As I alluded to above, his pass blocking isn’t the strongest and will benefit from making that a focus going forward. Also, he doesn’t have much experience receiving as he only caught 40 passes over his three years at OU. Although he didn’t get many opportunities, I noticed that even when he would go out on a route he didn’t appear to be giving it full effort. That could be due to a number of factors, of course, just something I took note of.
He is clearly lacking in long speed and while I like his acceleration through his cuts at the LOS he doesn’t seem to have much burst anywhere else. Once he gets going he’s a freight train, but the time it takes for him to get going could be an issue depending on the system he’s in when he reaches the NFL. His bread and butter could be short yardage situations and goal line initially, especially in a running back by committee type of system, so this may not be much of a problem.
How he fits the Chargers
A number of mock drafts that I have seen are slotting Perine anywhere between the 3rd and 5th round. With potentially losing both primary backs behind Melvin Gordon (Oliver and Woodhead), it wouldn’t be out of the realm of possibility to see the Chargers go for a running back around that range.

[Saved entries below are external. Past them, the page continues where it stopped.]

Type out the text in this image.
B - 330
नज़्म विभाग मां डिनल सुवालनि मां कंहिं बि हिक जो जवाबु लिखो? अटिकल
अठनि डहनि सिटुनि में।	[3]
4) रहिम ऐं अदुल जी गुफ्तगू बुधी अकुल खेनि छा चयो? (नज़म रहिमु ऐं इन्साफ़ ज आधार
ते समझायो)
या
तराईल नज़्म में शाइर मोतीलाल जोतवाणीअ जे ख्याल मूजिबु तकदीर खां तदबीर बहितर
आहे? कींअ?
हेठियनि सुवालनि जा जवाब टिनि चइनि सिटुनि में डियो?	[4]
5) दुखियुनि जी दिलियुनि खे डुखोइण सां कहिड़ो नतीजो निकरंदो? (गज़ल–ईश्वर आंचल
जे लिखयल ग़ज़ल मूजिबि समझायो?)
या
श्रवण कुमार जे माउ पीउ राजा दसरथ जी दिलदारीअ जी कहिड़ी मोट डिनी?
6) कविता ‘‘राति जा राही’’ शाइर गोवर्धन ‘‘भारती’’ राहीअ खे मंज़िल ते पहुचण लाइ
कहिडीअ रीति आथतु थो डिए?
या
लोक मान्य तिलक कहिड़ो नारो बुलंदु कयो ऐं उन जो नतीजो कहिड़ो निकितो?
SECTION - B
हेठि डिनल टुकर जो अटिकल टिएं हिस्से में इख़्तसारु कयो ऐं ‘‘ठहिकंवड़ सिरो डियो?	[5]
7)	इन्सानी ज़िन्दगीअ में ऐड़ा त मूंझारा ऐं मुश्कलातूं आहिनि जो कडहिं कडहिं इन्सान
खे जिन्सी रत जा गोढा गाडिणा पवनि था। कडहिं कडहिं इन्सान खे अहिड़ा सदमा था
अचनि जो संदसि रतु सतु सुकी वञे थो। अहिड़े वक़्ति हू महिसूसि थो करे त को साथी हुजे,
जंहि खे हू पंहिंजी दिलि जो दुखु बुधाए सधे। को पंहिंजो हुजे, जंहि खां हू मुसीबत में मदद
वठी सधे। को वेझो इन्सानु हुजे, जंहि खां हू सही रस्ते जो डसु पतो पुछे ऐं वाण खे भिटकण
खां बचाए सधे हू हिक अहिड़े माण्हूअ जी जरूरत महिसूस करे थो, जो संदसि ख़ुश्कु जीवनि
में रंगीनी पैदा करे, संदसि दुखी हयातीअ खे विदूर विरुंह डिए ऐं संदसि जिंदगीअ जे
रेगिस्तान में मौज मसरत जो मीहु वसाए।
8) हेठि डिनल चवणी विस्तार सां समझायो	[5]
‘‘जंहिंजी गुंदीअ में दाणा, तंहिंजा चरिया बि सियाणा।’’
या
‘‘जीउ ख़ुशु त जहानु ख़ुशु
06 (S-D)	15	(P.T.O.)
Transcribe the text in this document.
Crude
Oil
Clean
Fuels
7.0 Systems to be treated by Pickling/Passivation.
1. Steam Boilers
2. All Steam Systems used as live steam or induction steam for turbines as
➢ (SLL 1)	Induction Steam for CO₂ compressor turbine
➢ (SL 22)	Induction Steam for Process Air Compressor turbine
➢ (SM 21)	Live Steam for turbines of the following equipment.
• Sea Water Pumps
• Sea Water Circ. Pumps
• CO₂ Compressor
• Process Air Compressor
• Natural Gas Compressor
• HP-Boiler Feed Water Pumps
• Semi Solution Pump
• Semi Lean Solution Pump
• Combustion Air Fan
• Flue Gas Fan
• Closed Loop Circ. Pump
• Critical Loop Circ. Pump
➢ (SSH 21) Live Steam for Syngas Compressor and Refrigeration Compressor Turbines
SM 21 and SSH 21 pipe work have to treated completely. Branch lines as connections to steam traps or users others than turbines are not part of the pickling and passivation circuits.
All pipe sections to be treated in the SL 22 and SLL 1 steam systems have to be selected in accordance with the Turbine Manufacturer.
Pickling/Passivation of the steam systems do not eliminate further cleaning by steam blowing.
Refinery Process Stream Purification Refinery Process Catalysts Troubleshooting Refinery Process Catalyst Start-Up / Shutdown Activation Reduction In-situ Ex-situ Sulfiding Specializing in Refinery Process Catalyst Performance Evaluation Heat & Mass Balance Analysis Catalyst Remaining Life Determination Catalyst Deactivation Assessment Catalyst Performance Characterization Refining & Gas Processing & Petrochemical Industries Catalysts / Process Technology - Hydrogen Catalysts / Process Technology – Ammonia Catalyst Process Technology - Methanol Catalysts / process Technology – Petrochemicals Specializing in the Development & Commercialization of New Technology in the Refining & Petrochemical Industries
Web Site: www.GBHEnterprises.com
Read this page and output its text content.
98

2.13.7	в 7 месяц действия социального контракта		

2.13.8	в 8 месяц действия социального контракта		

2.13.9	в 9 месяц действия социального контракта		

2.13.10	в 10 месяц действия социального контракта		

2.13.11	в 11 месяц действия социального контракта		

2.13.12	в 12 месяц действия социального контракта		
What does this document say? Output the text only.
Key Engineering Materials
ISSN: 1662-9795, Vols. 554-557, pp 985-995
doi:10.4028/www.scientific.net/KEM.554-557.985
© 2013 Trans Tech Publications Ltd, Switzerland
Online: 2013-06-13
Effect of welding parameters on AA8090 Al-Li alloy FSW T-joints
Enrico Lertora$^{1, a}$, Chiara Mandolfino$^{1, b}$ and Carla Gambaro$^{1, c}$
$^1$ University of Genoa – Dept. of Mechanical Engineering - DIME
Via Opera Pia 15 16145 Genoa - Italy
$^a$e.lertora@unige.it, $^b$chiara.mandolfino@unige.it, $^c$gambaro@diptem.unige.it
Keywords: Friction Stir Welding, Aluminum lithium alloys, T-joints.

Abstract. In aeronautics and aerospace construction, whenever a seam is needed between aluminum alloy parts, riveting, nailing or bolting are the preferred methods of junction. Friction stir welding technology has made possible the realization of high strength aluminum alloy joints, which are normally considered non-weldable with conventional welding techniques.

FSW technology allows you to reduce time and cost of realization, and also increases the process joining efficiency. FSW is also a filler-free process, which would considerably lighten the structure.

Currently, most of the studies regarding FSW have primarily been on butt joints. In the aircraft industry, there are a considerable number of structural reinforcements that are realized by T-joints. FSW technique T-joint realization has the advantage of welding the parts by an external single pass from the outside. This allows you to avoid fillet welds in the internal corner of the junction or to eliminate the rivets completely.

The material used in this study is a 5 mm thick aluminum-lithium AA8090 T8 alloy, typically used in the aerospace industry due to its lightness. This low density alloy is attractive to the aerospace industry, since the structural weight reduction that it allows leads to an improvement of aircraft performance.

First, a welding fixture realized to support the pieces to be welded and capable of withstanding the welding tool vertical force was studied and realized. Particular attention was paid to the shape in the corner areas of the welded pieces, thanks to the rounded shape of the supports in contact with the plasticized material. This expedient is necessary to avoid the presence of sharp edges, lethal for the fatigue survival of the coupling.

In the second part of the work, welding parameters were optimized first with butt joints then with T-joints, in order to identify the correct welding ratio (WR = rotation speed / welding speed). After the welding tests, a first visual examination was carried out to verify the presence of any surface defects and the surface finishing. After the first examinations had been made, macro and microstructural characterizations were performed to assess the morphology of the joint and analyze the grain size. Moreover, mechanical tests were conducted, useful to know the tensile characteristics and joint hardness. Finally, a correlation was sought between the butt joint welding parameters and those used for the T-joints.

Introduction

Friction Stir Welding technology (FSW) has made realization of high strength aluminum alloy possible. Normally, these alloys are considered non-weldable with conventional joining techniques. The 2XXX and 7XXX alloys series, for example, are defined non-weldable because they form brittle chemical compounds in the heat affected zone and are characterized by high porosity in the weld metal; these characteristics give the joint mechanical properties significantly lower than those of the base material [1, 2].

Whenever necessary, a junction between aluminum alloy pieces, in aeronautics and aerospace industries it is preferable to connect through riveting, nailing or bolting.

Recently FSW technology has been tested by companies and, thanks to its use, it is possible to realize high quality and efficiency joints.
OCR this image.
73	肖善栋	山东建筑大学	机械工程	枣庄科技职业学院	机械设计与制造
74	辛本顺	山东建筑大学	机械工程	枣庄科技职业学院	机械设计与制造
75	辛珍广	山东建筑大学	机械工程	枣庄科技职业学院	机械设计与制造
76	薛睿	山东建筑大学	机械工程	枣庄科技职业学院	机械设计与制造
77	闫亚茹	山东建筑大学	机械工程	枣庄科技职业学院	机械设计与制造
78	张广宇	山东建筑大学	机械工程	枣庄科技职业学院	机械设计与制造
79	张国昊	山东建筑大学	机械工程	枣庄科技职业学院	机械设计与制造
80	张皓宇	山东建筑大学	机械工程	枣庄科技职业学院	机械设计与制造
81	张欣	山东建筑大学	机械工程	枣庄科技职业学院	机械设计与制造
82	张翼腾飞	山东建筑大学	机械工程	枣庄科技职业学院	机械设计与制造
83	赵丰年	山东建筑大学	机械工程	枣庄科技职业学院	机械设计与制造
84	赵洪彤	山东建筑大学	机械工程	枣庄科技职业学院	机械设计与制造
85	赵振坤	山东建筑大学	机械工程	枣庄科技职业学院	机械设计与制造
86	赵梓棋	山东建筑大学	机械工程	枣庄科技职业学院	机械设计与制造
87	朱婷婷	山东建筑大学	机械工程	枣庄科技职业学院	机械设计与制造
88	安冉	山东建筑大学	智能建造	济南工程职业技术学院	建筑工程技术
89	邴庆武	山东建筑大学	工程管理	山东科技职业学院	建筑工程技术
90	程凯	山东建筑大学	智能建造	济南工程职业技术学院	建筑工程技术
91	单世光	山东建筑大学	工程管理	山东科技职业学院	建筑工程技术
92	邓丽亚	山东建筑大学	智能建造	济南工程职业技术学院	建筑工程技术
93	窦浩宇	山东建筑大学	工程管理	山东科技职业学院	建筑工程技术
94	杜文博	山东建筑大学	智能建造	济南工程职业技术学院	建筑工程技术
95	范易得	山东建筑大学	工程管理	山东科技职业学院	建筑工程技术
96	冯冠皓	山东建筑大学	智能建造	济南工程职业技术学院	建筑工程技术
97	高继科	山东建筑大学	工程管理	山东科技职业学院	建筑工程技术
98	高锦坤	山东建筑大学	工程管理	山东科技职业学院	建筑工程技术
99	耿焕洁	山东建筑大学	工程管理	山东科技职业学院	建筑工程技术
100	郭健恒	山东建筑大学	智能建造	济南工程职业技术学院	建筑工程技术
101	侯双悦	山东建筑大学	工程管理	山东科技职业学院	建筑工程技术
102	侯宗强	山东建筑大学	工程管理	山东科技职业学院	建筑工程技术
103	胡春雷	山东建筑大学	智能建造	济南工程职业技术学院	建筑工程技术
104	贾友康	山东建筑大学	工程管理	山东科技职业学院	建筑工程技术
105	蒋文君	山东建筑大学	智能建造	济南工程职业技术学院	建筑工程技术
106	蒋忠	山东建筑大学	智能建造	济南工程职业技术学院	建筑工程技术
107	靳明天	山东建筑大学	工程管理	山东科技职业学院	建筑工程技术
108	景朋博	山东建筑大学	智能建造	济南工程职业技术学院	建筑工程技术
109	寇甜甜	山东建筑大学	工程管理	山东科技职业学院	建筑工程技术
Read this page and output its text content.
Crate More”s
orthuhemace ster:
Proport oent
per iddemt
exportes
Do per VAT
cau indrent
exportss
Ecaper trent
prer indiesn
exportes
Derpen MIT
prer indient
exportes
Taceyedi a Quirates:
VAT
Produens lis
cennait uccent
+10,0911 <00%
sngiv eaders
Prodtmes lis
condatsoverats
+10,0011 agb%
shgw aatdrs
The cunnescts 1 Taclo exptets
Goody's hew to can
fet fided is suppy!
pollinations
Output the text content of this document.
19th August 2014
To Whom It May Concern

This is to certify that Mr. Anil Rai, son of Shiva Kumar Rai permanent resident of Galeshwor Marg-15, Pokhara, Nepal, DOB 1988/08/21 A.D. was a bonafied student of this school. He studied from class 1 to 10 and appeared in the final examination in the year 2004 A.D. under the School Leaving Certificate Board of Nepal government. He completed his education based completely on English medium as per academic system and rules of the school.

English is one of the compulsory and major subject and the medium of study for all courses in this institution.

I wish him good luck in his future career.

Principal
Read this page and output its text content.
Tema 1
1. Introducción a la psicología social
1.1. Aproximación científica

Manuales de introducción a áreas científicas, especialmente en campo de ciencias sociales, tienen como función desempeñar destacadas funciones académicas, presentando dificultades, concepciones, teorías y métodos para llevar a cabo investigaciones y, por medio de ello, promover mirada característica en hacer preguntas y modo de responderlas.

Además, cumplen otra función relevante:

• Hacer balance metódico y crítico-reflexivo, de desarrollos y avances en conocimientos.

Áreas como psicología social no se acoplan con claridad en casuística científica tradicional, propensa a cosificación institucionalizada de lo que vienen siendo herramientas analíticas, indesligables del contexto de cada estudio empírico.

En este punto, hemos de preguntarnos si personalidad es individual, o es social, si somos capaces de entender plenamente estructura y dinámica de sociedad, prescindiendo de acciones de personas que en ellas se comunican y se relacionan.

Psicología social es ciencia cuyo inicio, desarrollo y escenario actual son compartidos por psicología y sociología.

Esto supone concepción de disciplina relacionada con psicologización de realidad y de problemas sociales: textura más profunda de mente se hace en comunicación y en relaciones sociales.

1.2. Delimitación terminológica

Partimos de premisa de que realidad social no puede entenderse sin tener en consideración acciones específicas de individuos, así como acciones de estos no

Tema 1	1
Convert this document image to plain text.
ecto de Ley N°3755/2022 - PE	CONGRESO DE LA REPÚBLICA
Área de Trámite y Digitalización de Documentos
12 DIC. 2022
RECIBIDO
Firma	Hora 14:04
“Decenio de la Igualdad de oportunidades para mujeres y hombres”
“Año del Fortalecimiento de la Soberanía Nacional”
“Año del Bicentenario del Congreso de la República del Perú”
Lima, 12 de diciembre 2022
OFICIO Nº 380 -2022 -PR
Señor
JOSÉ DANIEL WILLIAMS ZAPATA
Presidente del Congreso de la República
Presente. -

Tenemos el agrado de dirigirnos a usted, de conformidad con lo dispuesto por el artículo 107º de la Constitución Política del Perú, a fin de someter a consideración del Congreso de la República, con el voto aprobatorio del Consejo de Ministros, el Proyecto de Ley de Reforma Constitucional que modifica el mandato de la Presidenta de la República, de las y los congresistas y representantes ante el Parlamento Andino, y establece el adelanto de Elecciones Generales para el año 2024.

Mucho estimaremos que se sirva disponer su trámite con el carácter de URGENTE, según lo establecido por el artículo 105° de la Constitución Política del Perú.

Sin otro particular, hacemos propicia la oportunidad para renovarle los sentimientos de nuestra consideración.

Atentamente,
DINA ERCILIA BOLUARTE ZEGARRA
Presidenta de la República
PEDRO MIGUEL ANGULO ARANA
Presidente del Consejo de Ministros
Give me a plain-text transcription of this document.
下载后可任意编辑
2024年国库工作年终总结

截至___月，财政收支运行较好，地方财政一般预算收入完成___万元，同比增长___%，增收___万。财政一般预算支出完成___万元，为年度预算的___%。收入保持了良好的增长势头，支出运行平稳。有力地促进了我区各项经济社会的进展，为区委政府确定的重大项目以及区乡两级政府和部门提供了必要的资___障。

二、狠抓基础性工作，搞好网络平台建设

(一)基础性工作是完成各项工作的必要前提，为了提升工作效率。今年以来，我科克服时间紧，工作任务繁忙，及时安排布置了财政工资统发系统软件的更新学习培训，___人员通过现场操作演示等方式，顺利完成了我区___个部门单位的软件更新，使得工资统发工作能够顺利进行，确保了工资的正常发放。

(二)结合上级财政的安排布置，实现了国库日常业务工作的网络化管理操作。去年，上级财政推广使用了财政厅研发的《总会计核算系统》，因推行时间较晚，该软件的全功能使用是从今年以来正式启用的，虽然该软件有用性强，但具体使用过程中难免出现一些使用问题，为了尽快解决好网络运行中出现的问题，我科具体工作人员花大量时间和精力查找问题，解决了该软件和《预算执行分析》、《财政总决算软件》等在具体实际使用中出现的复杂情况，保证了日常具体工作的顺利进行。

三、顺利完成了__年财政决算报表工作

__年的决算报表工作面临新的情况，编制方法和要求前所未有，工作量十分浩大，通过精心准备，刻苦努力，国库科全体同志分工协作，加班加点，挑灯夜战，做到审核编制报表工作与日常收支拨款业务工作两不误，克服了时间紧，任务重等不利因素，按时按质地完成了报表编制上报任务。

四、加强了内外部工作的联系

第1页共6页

Perine is a guy who would be a great option between the hashes to pick up the tough yards when needed and be the main guy to spell Gordon. This would allow Gordon to still show off his skills in the receiving game that he displayed in the 2016 season while not taking him off the field unnecessarily like many are concerned would happen if Woodhead or a similarly styled back were to be brought in going forward. When I saw someone compare him to Michael Turner I thought it was a bit of a reach, but after watching him I think there’s a bit of truth to that and I feel he would be a great addition to this roster.